Rabbi Seth Farber is a Modern Orthodox Rabbi who graduated from NYU, was ordained at the Theological Seminary of Yeshiva University and obtained a PhD from Hebrew University, Jerusalem, in 1991. He founded ITIM (The Right to Live Jewish) in 2002 to oppose the alienation of many Israeli Jews from their religious traditions (see http://www.itim.org.il ). Their interactions with the religious establishment are often accompanied by negative experiences and alienation. He spoke at Netanya AACI on “The Conversion Crisis in Israel.”
There is a complication in Israeli Jewish life that causes serious problems. Many immigrants to Israel, especially from the former Soviet Union (FSU) are Jewish on their father’s side, and the Israeli Law of Return requires only one grandparent to be authentically Jewish. But, Jewish religious law requires matrilineal descent, i.e. the mother must be Jewish. So there are many FSU immigrants who became Israeli citizens, and fought in the IDF, but who are not considered halachically Jewish by the Rabbinate, and hence by the State. They can risk their life for the country, but they cannot be accepted as Jewish by the country, and consequently they cannot marry a Jewish woman or participate in many civil activities. This situation affects ca. 364,000 individuals, ca. 5.8% of the Israeli population, not an inconsiderable number.

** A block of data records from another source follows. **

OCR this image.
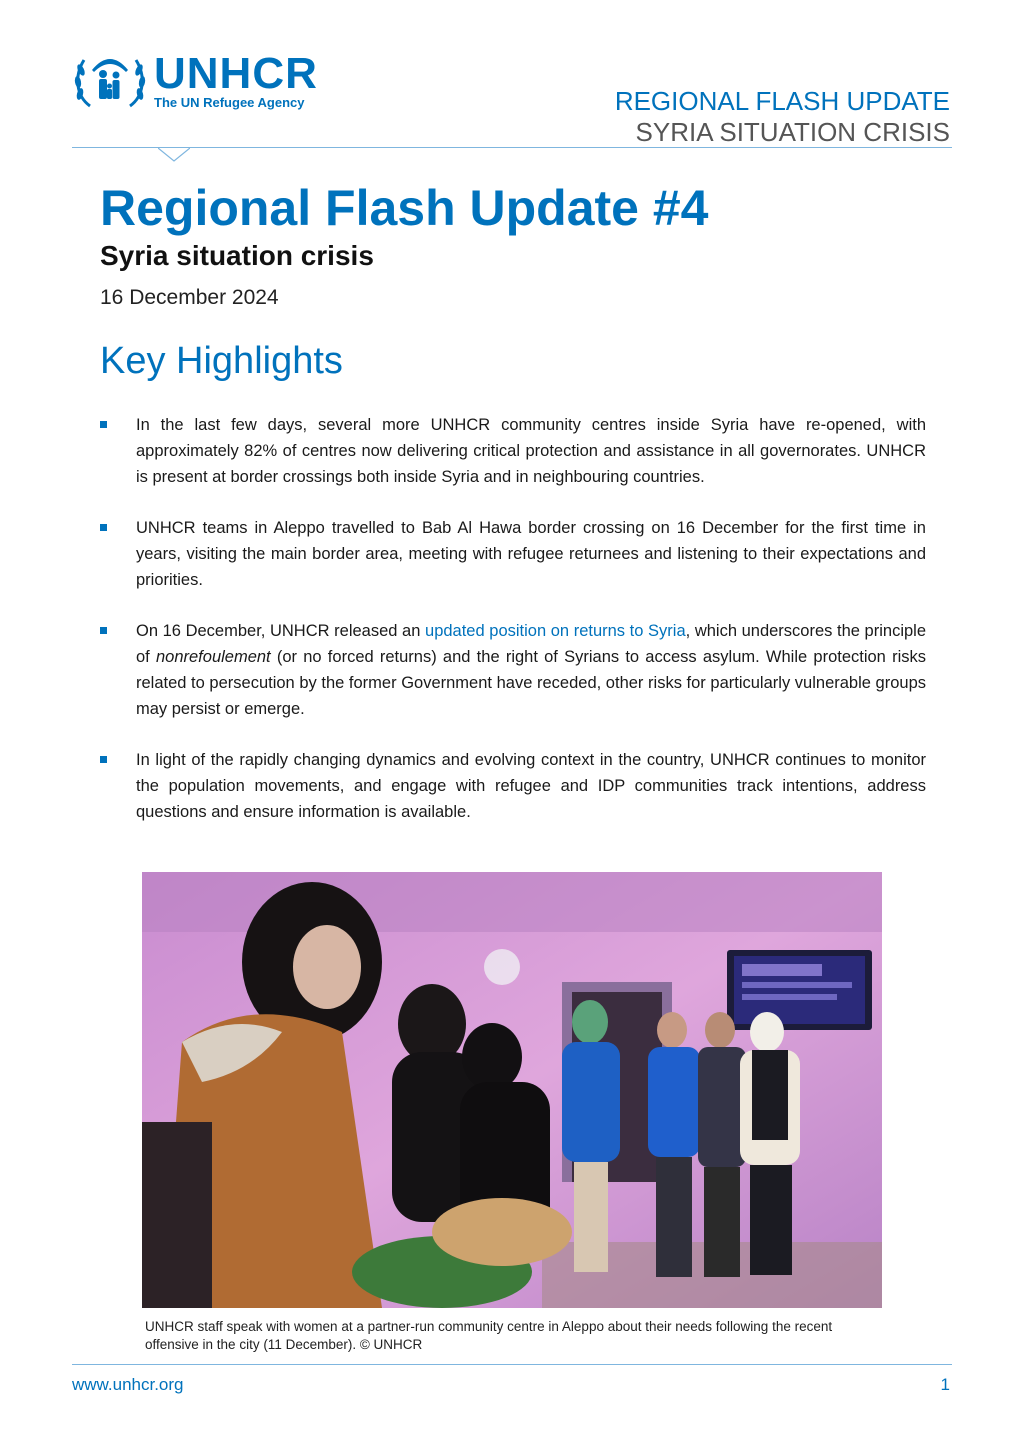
UNHCR
The UN Refugee Agency	REGIONAL FLASH UPDATE
SYRIA SITUATION CRISIS
Regional Flash Update #4
Syria situation crisis
16 December 2024
Key Highlights
In the last few days, several more UNHCR community centres inside Syria have re-opened, with approximately 82% of centres now delivering critical protection and assistance in all governorates. UNHCR is present at border crossings both inside Syria and in neighbouring countries.
UNHCR teams in Aleppo travelled to Bab Al Hawa border crossing on 16 December for the first time in years, visiting the main border area, meeting with refugee returnees and listening to their expectations and priorities.
On 16 December, UNHCR released an updated position on returns to Syria, which underscores the principle of nonrefoulement (or no forced returns) and the right of Syrians to access asylum. While protection risks related to persecution by the former Government have receded, other risks for particularly vulnerable groups may persist or emerge.
In light of the rapidly changing dynamics and evolving context in the country, UNHCR continues to monitor the population movements, and engage with refugee and IDP communities track intentions, address questions and ensure information is available.
UNHCR staff speak with women at a partner-run community centre in Aleppo about their needs following the recent offensive in the city (11 December). © UNHCR
www.unhcr.org	1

Of course, these “half-Jewish non-Jews ” can convert, but often there are problems put in their way. It is as if the Rabbinate don’t want them to become halachically Jewish. Under Jewish religious law (halacha) it is forbidden to treat a convert any differently than a born Jew (with matrilineal descent). So for example, the IDF established a conversion program that converts ca. 800 soldiers a year. But, although this program is under the religious authority of the Rabbinate, in many cases Rabbis have refused to accept the conversion of soldiers as legitimate, and sometimes require them to take more courses before getting married to a halachic Jew.
Then there are the problems faced by Israeli Jews who go abroad and marry someone who is not Jewish. If they return to Israel and the spouse wishes to convert, the Rabbinate puts all sorts of hurdles in their way, sometimes making it almost impossible. It used to be that they had to convert only with an Orthodox Rabbi in their locality, but after ITIM brought a case to the Supreme Court this limitation was overthrown and now they can choose a Rabbi anywhere in Israel, which makes the situation much easier. Every year there are about 500 such cases in Israel. There are also several hundred of cases per year of individuals converting with a Conservative or Reform Rabbi in Israel, although these conversions are not recognized by the Orthodox Rabbinate.
There are also many cases of individuals who have converted abroad and who come to Israel expecting to be accepted as Jewish by the Rabbinate and the State, and who find their certificates of conversion, even by a recognized Orthodox Rabbi, are not recognized in Israel. This is in many cases unacceptable and is often due to incompetence or desire to receive bribes by the officials of the Rabbinate. However, often people who are sincere convert sand who have lived as Jews for many years find that when they come to Israel, they are not only not accepted as Jews, but can even be deported because their visas are for only a short stay. ITIM takes their cases which very often end up in court.
I raised the issue of the Bnei Anousim (descendants of forced Sefardi converts to Christianity) who sometimes can establish their matrilineal descent through documentation, but usually have a very hard time convincing the Rabbinate. There are hundreds if not thousands of such people a year, and very often they are regarded as unwelcome by the Rabbinate and the State. It should be pointed out that the concept of Orthodoxy in Judaism is only ca. 200 years old and stems from Germany, and in order to retain strict adherence to halacha many thousands of people who wish to rejoin the Jewish people are being denied their sincere wish. Can Israel afford to continue in this way? ITIM seeks to help these people and establish more accepting civil regulations.